I was delighted to be invited to give the keynote at this year’s Northwest Undergraduate Conference on Literature at the beautiful University of Portland. You can read about the conference here, on their English Department blog, and here’s an excerpt from the remarks.
Scenes from a Life Loving Books; Or, Everything I Think I Know about Stories I Learned from Barry Manilow
I actually do think that reading literature makes you a better person, which sounds positively 19th century — maybe even 18th or 17th century — but also kind of 21st century, as cognitive science, the emerging field of “literary neuroscience” proves irrefutably that Jane Austen makes you smarter. Literature does make you a better person by engaging people in big questions of humanity and civilization, or at least it gives you the equipment to recognize when those questions are being asked, and maybe even to grapple with their answers, myriad and various though they are. But more and more I think that literature is important because it allows us to give in to our impulse for play as well. AND, perhaps an even more important point, and an even weirder thing to say, is that literary criticism is important because it allows us to give in to our impulse for play.

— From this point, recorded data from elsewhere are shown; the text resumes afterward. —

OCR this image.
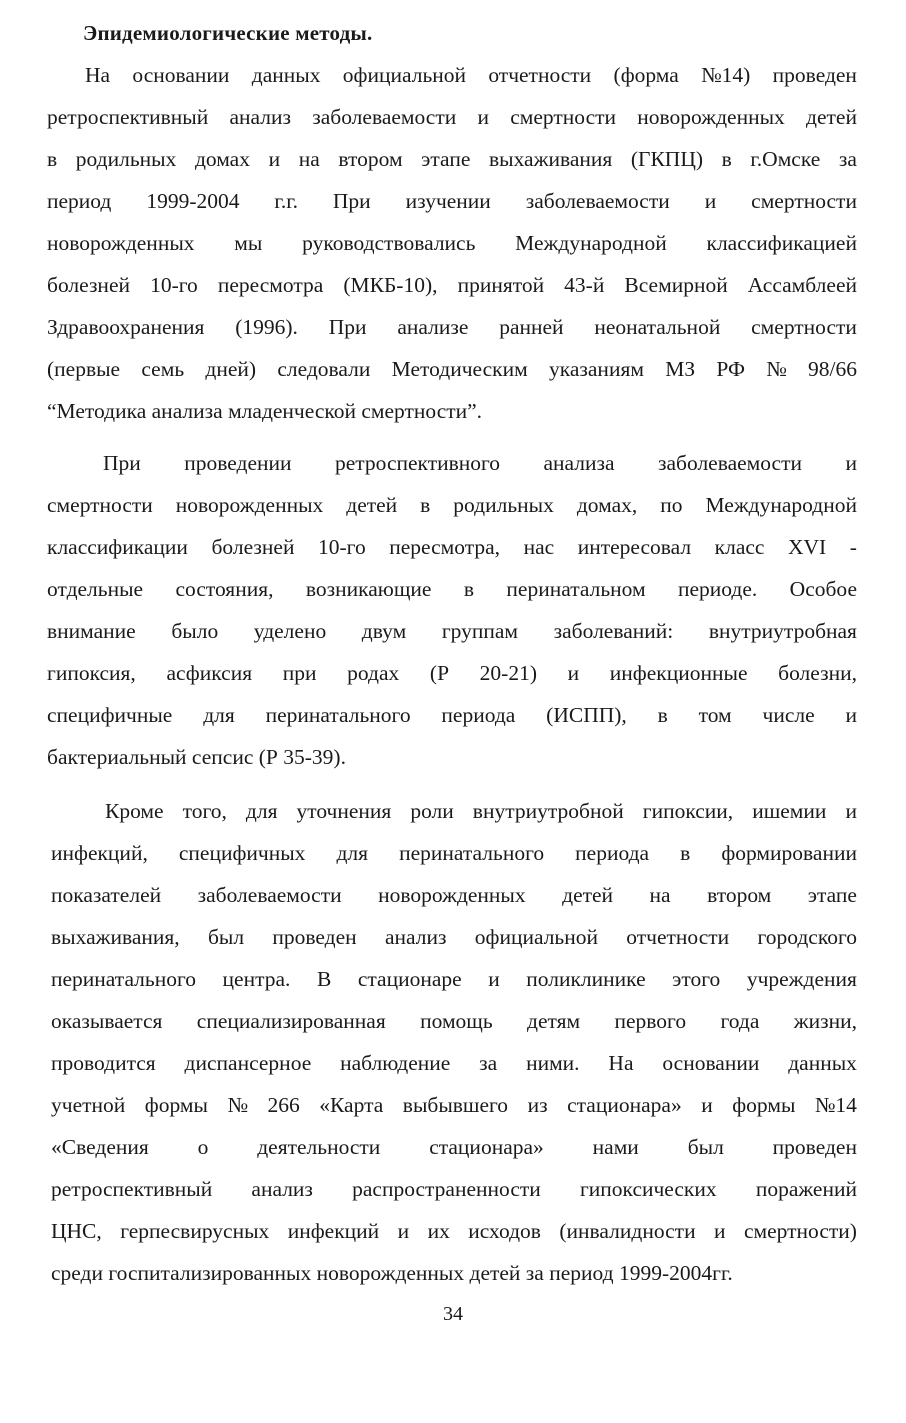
Эпидемиологические методы.
На основании данных официальной отчетности (форма №14) проведен
ретроспективный анализ заболеваемости и смертности новорожденных детей
в родильных домах и на втором этапе выхаживания (ГКПЦ) в г.Омске за
период 1999-2004 г.г. При изучении заболеваемости и смертности
новорожденных мы руководствовались Международной классификацией
болезней 10-го пересмотра (МКБ-10), принятой 43-й Всемирной Ассамблеей
Здравоохранения (1996). При анализе ранней неонатальной смертности
(первые семь дней) следовали Методическим указаниям МЗ РФ № 98/66
“Методика анализа младенческой смертности”.
При проведении ретроспективного анализа заболеваемости и
смертности новорожденных детей в родильных домах, по Международной
классификации болезней 10-го пересмотра, нас интересовал класс XVI -
отдельные состояния, возникающие в перинатальном периоде. Особое
внимание было уделено двум группам заболеваний: внутриутробная
гипоксия, асфиксия при родах (Р 20-21) и инфекционные болезни,
специфичные для перинатального периода (ИСПП), в том числе и
бактериальный сепсис (Р 35-39).
Кроме того, для уточнения роли внутриутробной гипоксии, ишемии и
инфекций, специфичных для перинатального периода в формировании
показателей заболеваемости новорожденных детей на втором этапе
выхаживания, был проведен анализ официальной отчетности городского
перинатального центра. В стационаре и поликлинике этого учреждения
оказывается специализированная помощь детям первого года жизни,
проводится диспансерное наблюдение за ними. На основании данных
учетной формы № 266 «Карта выбывшего из стационара» и формы №14
«Сведения о деятельности стационара» нами был проведен
ретроспективный анализ распространенности гипоксических поражений
ЦНС, герпесвирусных инфекций и их исходов (инвалидности и смертности)
среди госпитализированных новорожденных детей за период 1999-2004гг.
34
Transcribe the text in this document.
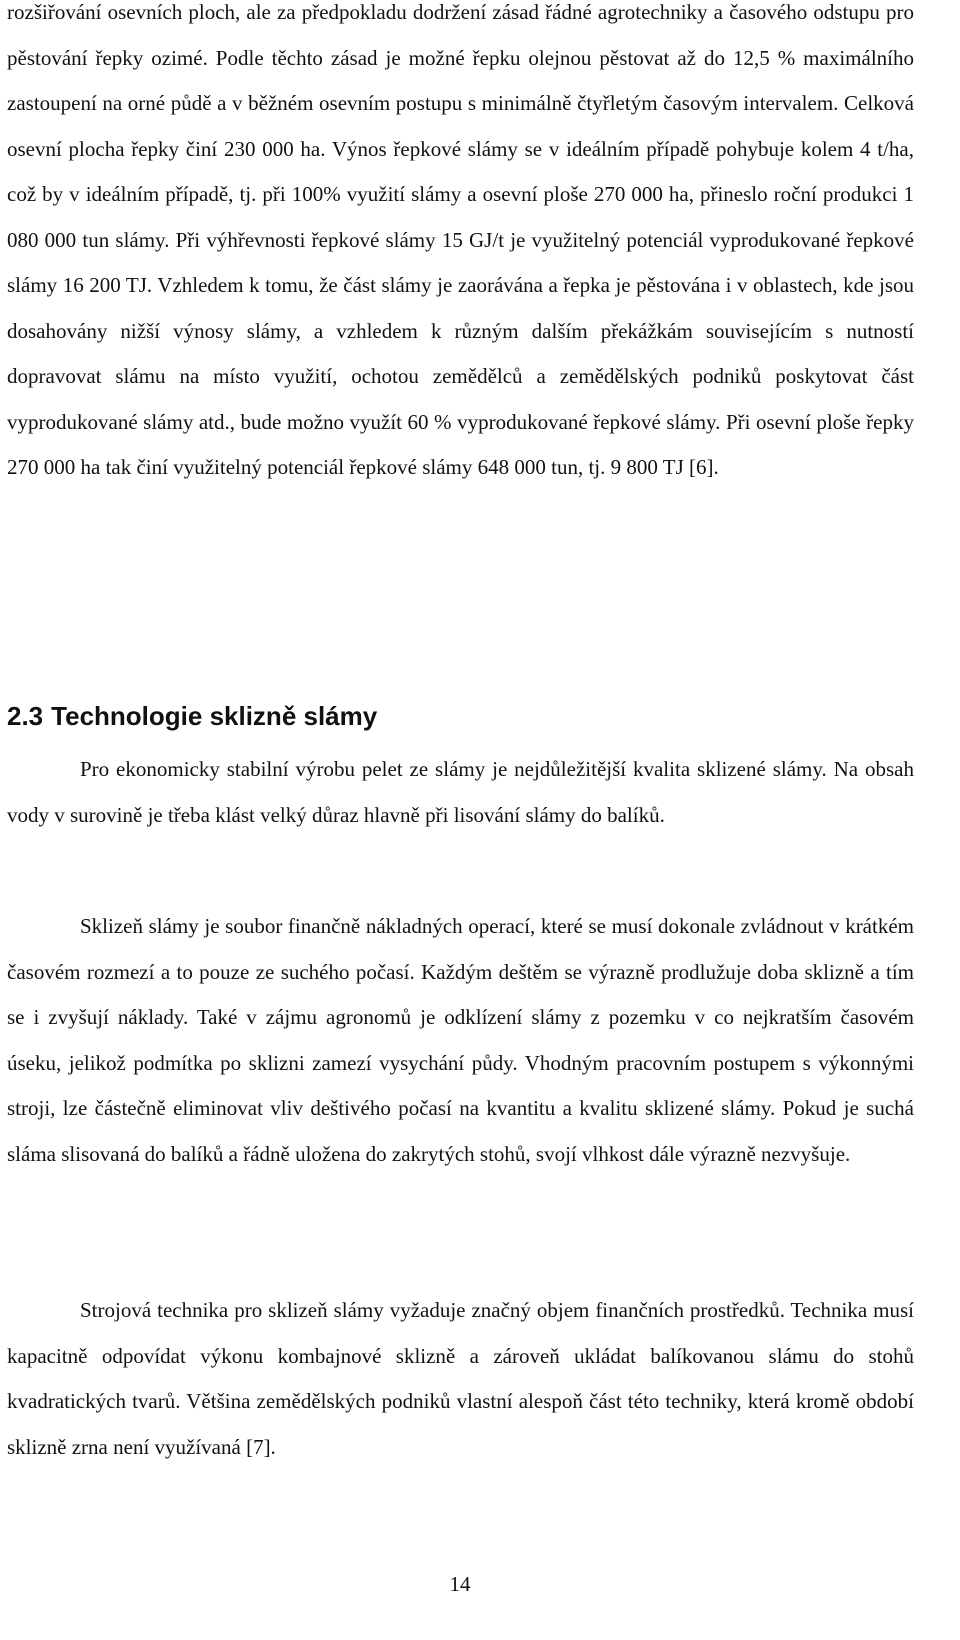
rozšiřování osevních ploch, ale za předpokladu dodržení zásad řádné agrotechniky a časového odstupu pro pěstování řepky ozimé. Podle těchto zásad je možné řepku olejnou pěstovat až do 12,5 % maximálního zastoupení na orné půdě a v běžném osevním postupu s minimálně čtyřletým časovým intervalem. Celková osevní plocha řepky činí 230 000 ha. Výnos řepkové slámy se v ideálním případě pohybuje kolem 4 t/ha, což by v ideálním případě, tj. při 100% využití slámy a osevní ploše 270 000 ha, přineslo roční produkci 1 080 000 tun slámy. Při výhřevnosti řepkové slámy 15 GJ/t je využitelný potenciál vyprodukované řepkové slámy 16 200 TJ. Vzhledem k tomu, že část slámy je zaorávána a řepka je pěstována i v oblastech, kde jsou dosahovány nižší výnosy slámy, a vzhledem k různým dalším překážkám souvisejícím s nutností dopravovat slámu na místo využití, ochotou zemědělců a zemědělských podniků poskytovat část vyprodukované slámy atd., bude možno využít 60 % vyprodukované řepkové slámy. Při osevní ploše řepky 270 000 ha tak činí využitelný potenciál řepkové slámy 648 000 tun, tj. 9 800 TJ [6].

2.3 Technologie sklizně slámy

Pro ekonomicky stabilní výrobu pelet ze slámy je nejdůležitější kvalita sklizené slámy. Na obsah vody v surovině je třeba klást velký důraz hlavně při lisování slámy do balíků.

Sklizeň slámy je soubor finančně nákladných operací, které se musí dokonale zvládnout v krátkém časovém rozmezí a to pouze ze suchého počasí. Každým deštěm se výrazně prodlužuje doba sklizně a tím se i zvyšují náklady. Také v zájmu agronomů je odklízení slámy z pozemku v co nejkratším časovém úseku, jelikož podmítka po sklizni zamezí vysychání půdy. Vhodným pracovním postupem s výkonnými stroji, lze částečně eliminovat vliv deštivého počasí na kvantitu a kvalitu sklizené slámy. Pokud je suchá sláma slisovaná do balíků a řádně uložena do zakrytých stohů, svojí vlhkost dále výrazně nezvyšuje.

Strojová technika pro sklizeň slámy vyžaduje značný objem finančních prostředků. Technika musí kapacitně odpovídat výkonu kombajnové sklizně a zároveň ukládat balíkovanou slámu do stohů kvadratických tvarů. Většina zemědělských podniků vlastní alespoň část této techniky, která kromě období sklizně zrna není využívaná [7].

14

We don’t necessarily think of literary critics as the types to go in for fun. But that’s sort of why I began with a kind of “autobiography of the reader,” writing the life of the critic, in order to model just one version of how a reader gets to be who she is, and in the telling of my story I’m offering an instance of play. Such a story provides an opportunity to think about how we develop a sense of who we are as readers, and how we begin to understand the questions and ideas that are most important to us. You all have a story like this, and while I’m talking you might even think a bit about what it is. In the time remaining to me, I’d like to focus on what I’ve done with these origins and this still-emergent critical stance, and how I think criticism works — how the incredibly important empathic and affective function literature serves exists in what is to me a very exciting and productive dynamic with play — and how the job, the use, the delight, the necessity of literary criticism is to illuminate that dynamic — and, finally, how literary criticism does this by performing and enacting both the incredibly important empathic function and the play. Literary criticism explains by doing, it doesn’t just tell, it shows, and this is why we need it. It shows us how to play, how to care, how to have an intelligent conversation — indeed, how to fulfill what Lionel Trilling called “the moral obligation to be intelligent.” Who would ever say, in our world today, that we don’t need more empathy and more play?